Can an Electric Car Really Replace Central Parks Horse-Drawn Carriages?

Can an Electric Car Really Replace Central Park's Horse-Drawn Carriages? Can an Electric Car Really Replace Central Park's Horse-Drawn Carriages?
Comparison Tests From the December 2014 issue of Car and Driver

“We are as famous as the gondolas in Venice. That’s how iconic we are in this city.” So says Ian McKeever with his Irish brogue and the hyperbole that apparently affects all the horse-drawn-carriage drivers in New York City’s Central Park. “I’d say that 90 percent of the horses you see here, if they weren’t here, they’d be dead.”

Thing is, New York’s mayor, Bill de Blasio, wants them gone. And the animal-rights activists who helped elect him last year have already produced an alternative: a 6400-pound electric dreadnought styled to resemble brass-era motor carriages. Called the Horseless eCarriage, it’s intended to keep all the 160-or-so current carriage drivers—every one a card-carrying Teamster—employed, while the 220-or-so geldings and mares currently in the tourist business are retired to glistening glades where they’ll find gentle contentment among self-actualized unicorns and technicolored rainbows. Or, conversely, if you believe the drivers, shipped to a rendering plant.

Cars won the war against horses more than 100 years ago, but here’s one lingering battle. It was a natural for a comparison test, though it would have to be conducted in the middle of traffic in one of the busiest cities on earth. Except that the private Central Park Conservancy that manages the place generally despises all automobiles and doesn’t want the eCarriage in the park, much less a car magazine testing one. And the leaders of the pro-horse Historic Horse-Drawn Carriages of Central Park NYC wanted nothing to do with us, either. Undeterred by the challenges and unwounded by those slights, we did it anyhow.
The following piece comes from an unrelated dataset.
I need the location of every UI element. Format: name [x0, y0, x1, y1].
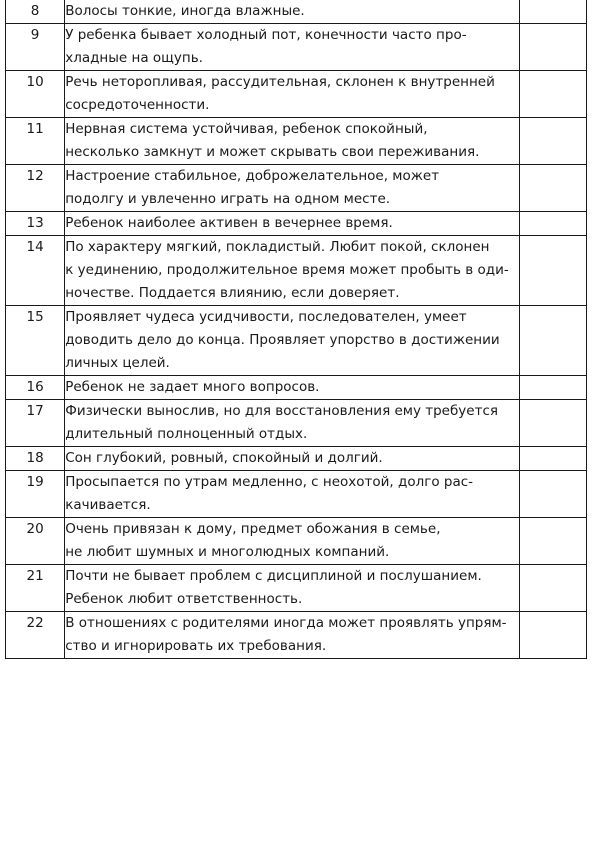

Exploring the governance of New York City is unpleasant. But to tell this story, we must. Gotham politics are an intramural blood sport. Virtually everyone involved is a Democrat, the rhetoric is over the top, the newspapers blast lurid headlines, celebrities stir the pot on both sides, and real estate is often lurking at the core of every issue. All New Yorkers have an opinion, though only 24 percent of eligible voters turned out for the last mayoral election.

New Yorkers for Clean, Livable and Safe Streets (NYCLASS) is the animal-rights group behind the eCarriage. Founded in 2008 by Steve Nislick, a 70-ish parking-garage mogul who lives near Central Park, the group has relentlessly ­portrayed the horse-drawn-carriage owners and drivers as cruel and ­abusive to the animals. It’s also been politically savvy in backing de Blasio. According to the New York Daily News, Nislick contributed $174,000 for the 2013 Democratic primary, including money for attack ads against putative front-runner Christine Quinn that many believe opened the door for de Blasio’s nomi­nation. The mayor owes him and his horse-hugging cohorts.

Considering Nislick’s real-estate acumen, the carriage drivers read into the NYCLASS campaign not an effort to save equines, but a cynically veiled attempt to make a deal for the ridiculously valuable land under the stables in which their horses are housed. “I’ve never been interested in these properties and do not want them now,” Nislick wrote on the NYCLASS website in January, further promising to not bid on any of the four stables, all located in the rapidly gentrifying west-side neighborhood of Hell’s Kitchen, should they come up for sale.

While de Blasio has promised to get rid of the horse-drawn carriages, no such legislation has yet made it to the contentious 51-member city council. And the issue seems to be slipping down the mayor’s list of political priorities. NYCLASS, though, had the eCarriage prototype ready for us to drive.